One of my drivers in Kabul this visit has been Habibe. A kind man who practices his English as I respond in Dari, he is always smiling and we share stilted stories as we practice each other’s language about our children and family. He enthusiastically agreed to drive me to Mazar i Sharif when it became clear I couldn’t go by plane. The one condition being that his 70 year old father- in- law come along as ‘protection’. Mahmahdoud aka “John”, looks to weigh in at about 100 pounds, if that, and like many his age, he is missing several teeth, and his eyesight is poor. I’m not sure who’s protecting whom on this road trip, but having a respected elder in the car can’t be a bad thing if we find ourselves in a spot of trouble.
It will take us eight or nine hours to get to Mazar, assuming that Salang Pass is not snowed in. I become a little apprehensive when Habibe asks me for the first time to please pull my scarf futher forward, entirely covering my hair and creating a hooded shadow to hide my fair features behind. The signal that this road trip is not like the family road trips out to the Grand Canyon. There will be no roadside picnics and corny photo ops. My main concern is not bandits, or the Taliban, it’s the car. We are travelling in the same car that broke down three times in one day last week, and while Habibe assures me its travel worthy, I have my doubts.
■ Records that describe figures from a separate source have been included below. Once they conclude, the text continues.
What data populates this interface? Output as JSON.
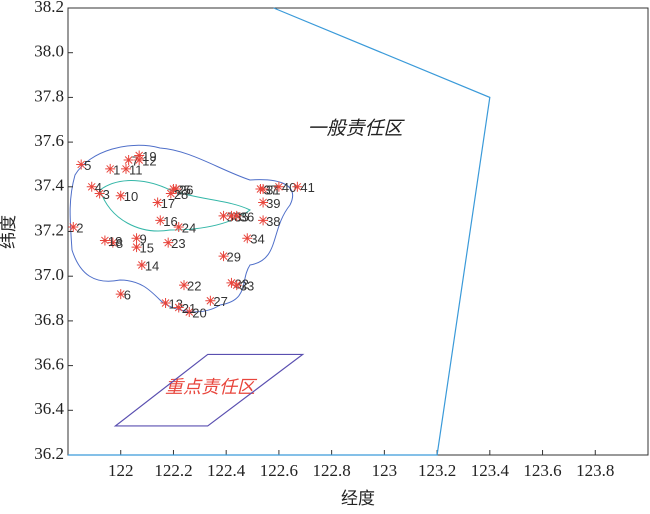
{
  "chart_data": {
    "type": "scatter",
    "x_label": "经度",
    "y_label": "纬度",
    "xlim": [
      121.8,
      124.0
    ],
    "ylim": [
      36.2,
      38.2
    ],
    "xticks": [
      122,
      122.2,
      122.4,
      122.6,
      122.8,
      123,
      123.2,
      123.4,
      123.6,
      123.8
    ],
    "yticks": [
      36.2,
      36.4,
      36.6,
      36.8,
      {
        "value": 37,
        "label": "37.0"
      },
      37.2,
      37.4,
      37.6,
      37.8,
      {
        "value": 38,
        "label": "38.0"
      },
      38.2
    ],
    "marker_color": "#e8453c",
    "labels": [
      "1",
      "2",
      "3",
      "4",
      "5",
      "6",
      "7",
      "8",
      "9",
      "10",
      "11",
      "12",
      "13",
      "14",
      "15",
      "16",
      "17",
      "18",
      "19",
      "20",
      "21",
      "22",
      "23",
      "24",
      "25",
      "26",
      "27",
      "28",
      "29",
      "30",
      "31",
      "32",
      "33",
      "34",
      "35",
      "36",
      "37",
      "38",
      "39",
      "40",
      "41"
    ],
    "x": [
      121.96,
      121.82,
      121.92,
      121.89,
      121.85,
      122.0,
      122.03,
      121.97,
      122.06,
      122.0,
      122.02,
      122.07,
      122.17,
      122.08,
      122.06,
      122.15,
      122.14,
      121.94,
      122.07,
      122.26,
      122.22,
      122.24,
      122.18,
      122.22,
      122.2,
      122.21,
      122.34,
      122.19,
      122.39,
      122.39,
      122.54,
      122.42,
      122.44,
      122.48,
      122.42,
      122.44,
      122.53,
      122.54,
      122.54,
      122.6,
      122.67
    ],
    "y": [
      37.48,
      37.22,
      37.37,
      37.4,
      37.5,
      36.92,
      37.52,
      37.15,
      37.17,
      37.36,
      37.48,
      37.52,
      36.88,
      37.05,
      37.13,
      37.25,
      37.33,
      37.16,
      37.54,
      36.84,
      36.86,
      36.96,
      37.15,
      37.22,
      37.39,
      37.39,
      36.89,
      37.37,
      37.09,
      37.27,
      37.39,
      36.97,
      36.96,
      37.17,
      37.27,
      37.27,
      37.39,
      37.25,
      37.33,
      37.4,
      37.4
    ],
    "regions": [
      {
        "name": "一般责任区",
        "color": "#3a9ad9",
        "lon": [
          122.58,
          123.4,
          123.2,
          121.8
        ],
        "lat": [
          38.2,
          37.8,
          36.2,
          36.2
        ]
      },
      {
        "name": "重点责任区",
        "color": "#5a4fb0",
        "lon": [
          121.98,
          122.33,
          122.69,
          122.33
        ],
        "lat": [
          36.33,
          36.33,
          36.65,
          36.65
        ]
      }
    ]
  }
}
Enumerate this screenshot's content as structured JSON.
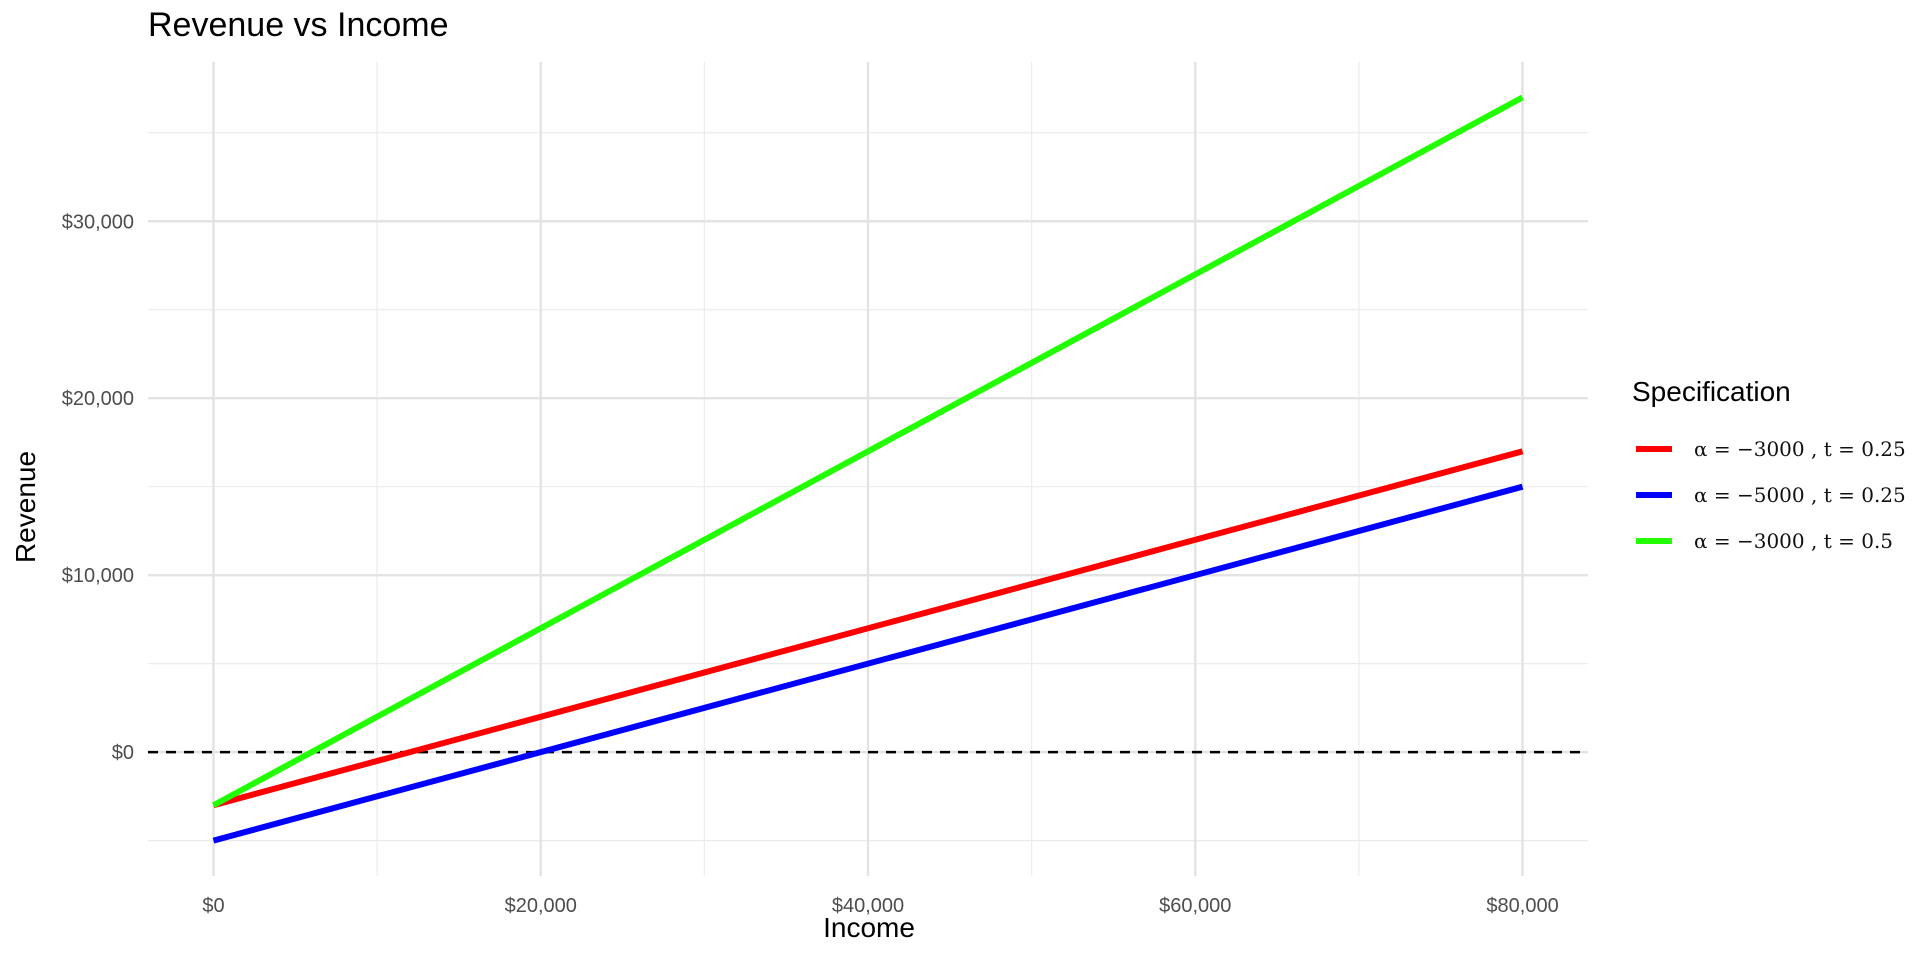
{
  "chart_data": {
    "type": "line",
    "title": "Revenue vs Income",
    "xlabel": "Income",
    "ylabel": "Revenue",
    "x": [
      0,
      80000
    ],
    "xlim": [
      -4000,
      84000
    ],
    "ylim": [
      -7000,
      39000
    ],
    "x_ticks": [
      0,
      20000,
      40000,
      60000,
      80000
    ],
    "x_tick_labels": [
      "$0",
      "$20,000",
      "$40,000",
      "$60,000",
      "$80,000"
    ],
    "x_minor_ticks": [
      10000,
      30000,
      50000,
      70000
    ],
    "y_ticks": [
      0,
      10000,
      20000,
      30000
    ],
    "y_tick_labels": [
      "$0",
      "$10,000",
      "$20,000",
      "$30,000"
    ],
    "y_minor_ticks": [
      -5000,
      5000,
      15000,
      25000,
      35000
    ],
    "grid": true,
    "reference_line": {
      "y": 0,
      "style": "dashed",
      "color": "#000000"
    },
    "legend": {
      "title": "Specification",
      "position": "right"
    },
    "series": [
      {
        "name": "α = −3000 ,  t = 0.25",
        "color": "#ff0000",
        "x": [
          0,
          80000
        ],
        "values": [
          -3000,
          17000
        ]
      },
      {
        "name": "α = −5000 ,  t = 0.25",
        "color": "#0000ff",
        "x": [
          0,
          80000
        ],
        "values": [
          -5000,
          15000
        ]
      },
      {
        "name": "α = −3000 ,  t = 0.5",
        "color": "#22ff00",
        "x": [
          0,
          80000
        ],
        "values": [
          -3000,
          37000
        ]
      }
    ]
  }
}
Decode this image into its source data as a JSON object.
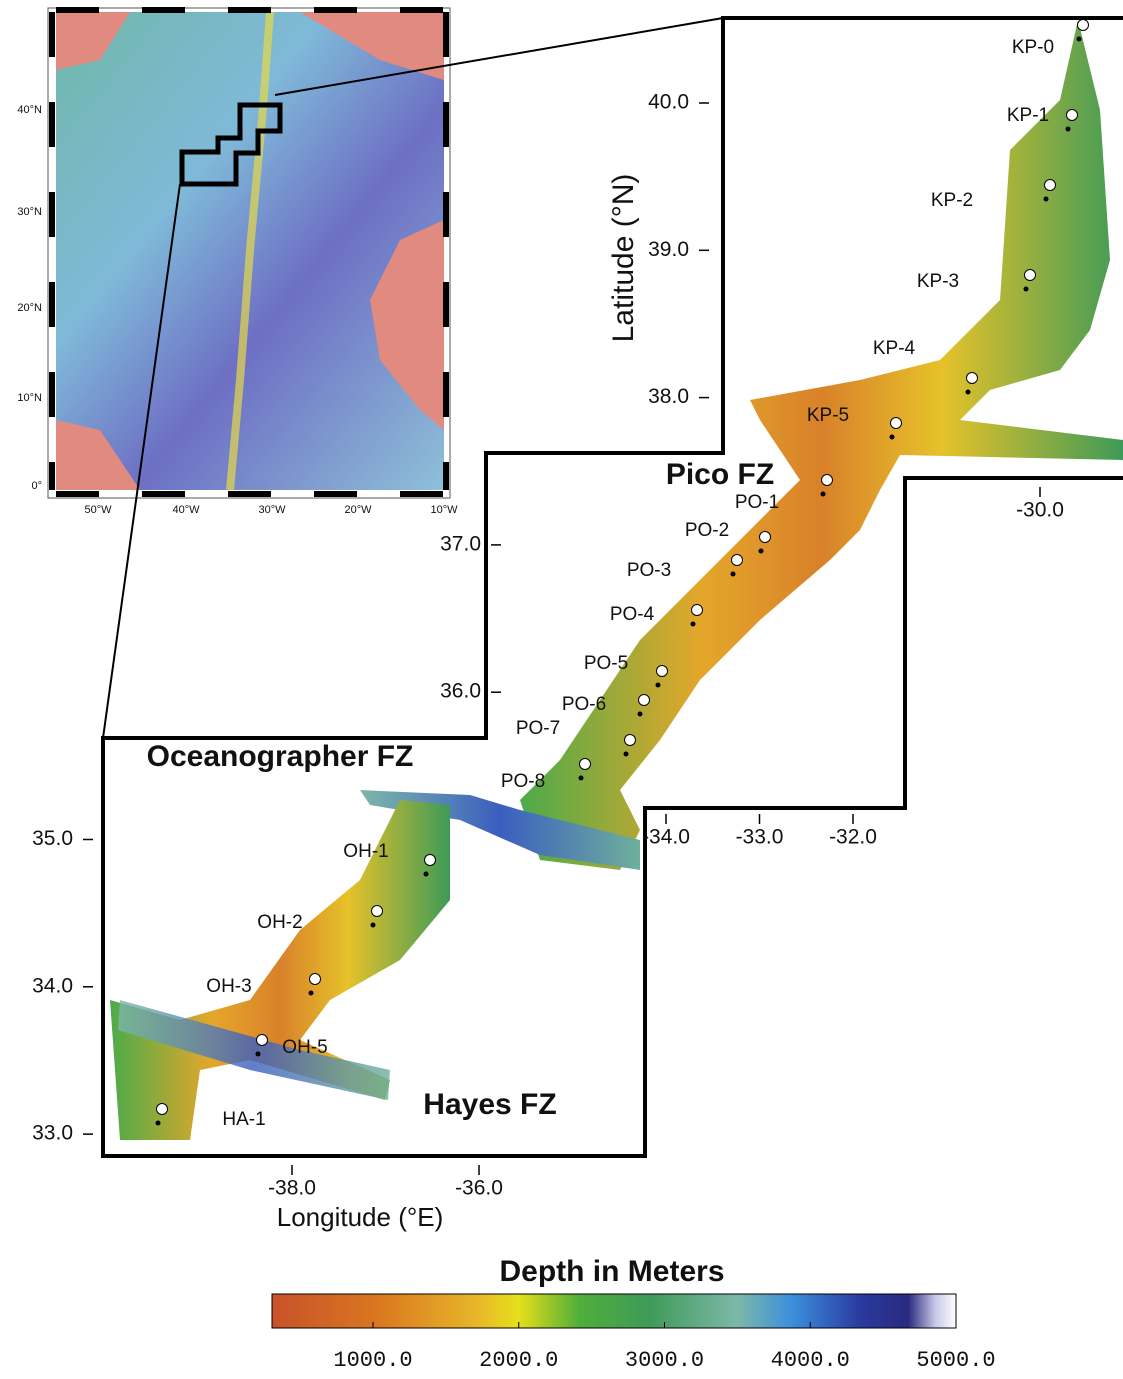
{
  "inset_map": {
    "lat_labels": [
      "40°N",
      "30°N",
      "20°N",
      "10°N",
      "0°"
    ],
    "lon_labels": [
      "50°W",
      "40°W",
      "30°W",
      "20°W",
      "10°W"
    ]
  },
  "main_map": {
    "y_axis_label": "Latitude (°N)",
    "x_axis_label": "Longitude (°E)",
    "lat_ticks": [
      {
        "value": 40,
        "label": "40.0"
      },
      {
        "value": 39,
        "label": "39.0"
      },
      {
        "value": 38,
        "label": "38.0"
      },
      {
        "value": 37,
        "label": "37.0"
      },
      {
        "value": 36,
        "label": "36.0"
      },
      {
        "value": 35,
        "label": "35.0"
      },
      {
        "value": 34,
        "label": "34.0"
      },
      {
        "value": 33,
        "label": "33.0"
      }
    ],
    "lon_ticks": [
      {
        "value": -30,
        "label": "-30.0"
      },
      {
        "value": -32,
        "label": "-32.0"
      },
      {
        "value": -33,
        "label": "-33.0"
      },
      {
        "value": -34,
        "label": "-34.0"
      },
      {
        "value": -36,
        "label": "-36.0"
      },
      {
        "value": -38,
        "label": "-38.0"
      }
    ],
    "fracture_zones": [
      "Pico FZ",
      "Oceanographer FZ",
      "Hayes FZ"
    ],
    "sites": [
      "KP-0",
      "KP-1",
      "KP-2",
      "KP-3",
      "KP-4",
      "KP-5",
      "PO-1",
      "PO-2",
      "PO-3",
      "PO-4",
      "PO-5",
      "PO-6",
      "PO-7",
      "PO-8",
      "OH-1",
      "OH-2",
      "OH-3",
      "OH-5",
      "HA-1"
    ]
  },
  "colorbar": {
    "title": "Depth in Meters",
    "ticks": [
      {
        "value": 1000,
        "label": "1000.0"
      },
      {
        "value": 2000,
        "label": "2000.0"
      },
      {
        "value": 3000,
        "label": "3000.0"
      },
      {
        "value": 4000,
        "label": "4000.0"
      },
      {
        "value": 5000,
        "label": "5000.0"
      }
    ]
  }
}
We leave Kabul on the road towards Panjshir and as its my fourth time taking this road out of Kabul now, it feels familiar and I recognize landmarks and villages as we pass by. Snow covered mountains on the left, smaller rolling hills to the right lead us out onto the Shomali Plain. We go straight through the large roundabout that leads to Bagram on the right where I saw my first heavy duty hummer and tank convoy roll through last visit. On to the small village that splits off to Panjshir – with the white house overlooking the road where Massoud used to stay. We pass a jeep whose inside is filled beyond capacity with Afghan men, hanging on the back are three more, and as we pass I notice one more sitting on the hood like some sort of comical hood ornament.
On our left the river is raging and we follow the river for the next forty kilometers as we climb the switchbacks leading to Salang Pass. These mountains are part of the Hindu Kush and this road is a major trucking route. Heavily bejeweled trucks clog the roadways in both directions. These trucks are most typically red or green with elaborately detailed painting covering every possible surface, often including the wheel rims. As the landscape turns completely white with snow, we follow these trucks into a series of tunnels that aim to protect the narrow roadway from avalanches and heavy snowfall. They are all unlit, but many have natural light coming through at regular intervals, all but the last, and longest. Its like entering a deep cavern, the walls and road are wet and large craters hopscotch across the road creating yet another obstacle to safe driving in addition to the complete darkness. Many Afghan cars have very dim lights, many motorbikes have none – so often you don’t see another car until you are right on top of it. Majority rules here much like on the streets of Kabul – whichever team has the most cars spread out across the width of the tunnel wins.
We emerge unscathed on the other side to some of the most spectacular scenery I’ve seen. As we descend the switchbacks, cars of burqa’d women and Afghan men stop for impromptu picnics and it kills me that I can’t join them. “John” needs a bathroom break and we pull to the side of the road and he pulls his brown shawl around him for a little privacy as he does his business in the snow. When he returns he tells Habibe that if I need to go I can borrow his shawl. I think he just says that to all the infidel girls he plays bodyguard for!
The snow recedes above us and the mountains that surround us are covered in lush grass and wildflowers. The river continues to rage along beside us on the left and the landscape is dotted with sheepherders, red poppies, and the occasional horse. The game trails that crisscross this area scream for lengthy trail running and mountain biking – I wonder how badly landmined this area is and if I could perhaps arrange a little excursion in future visits with my bike.
Eventually I’m sitting with my legs crossed, contemplating John’s offer of his shawl. The hunt is on for a bathroom, and the one village large enough to have one, Pul e Khumri, Habibe deems too unsafe for a stop. And so, 20 minutes later, on the smooth road to Samagran I find myself squatting in the rain behind a crumbling mud wall off the side of the road in a field of poppies.
As we get closer to Mazar the landscape flattens out dramatically into empty plains, reminiscient of my home state of North Dakota. Amazingly the car has made it 9 full hours to Mazar and as we enter the city and drive past the famous Blue Mosque, I realize that my phone has stopped working. It was fully charged this morning so there is absolutely no reason for this. but here I am in the middle of nowhere with no communication link. Not a pleasant thought, and I fight the urge to panic. I tell Habibe where I am staying and figure I can sort it all out from there. Little did I know that the excitement would only just be beginning.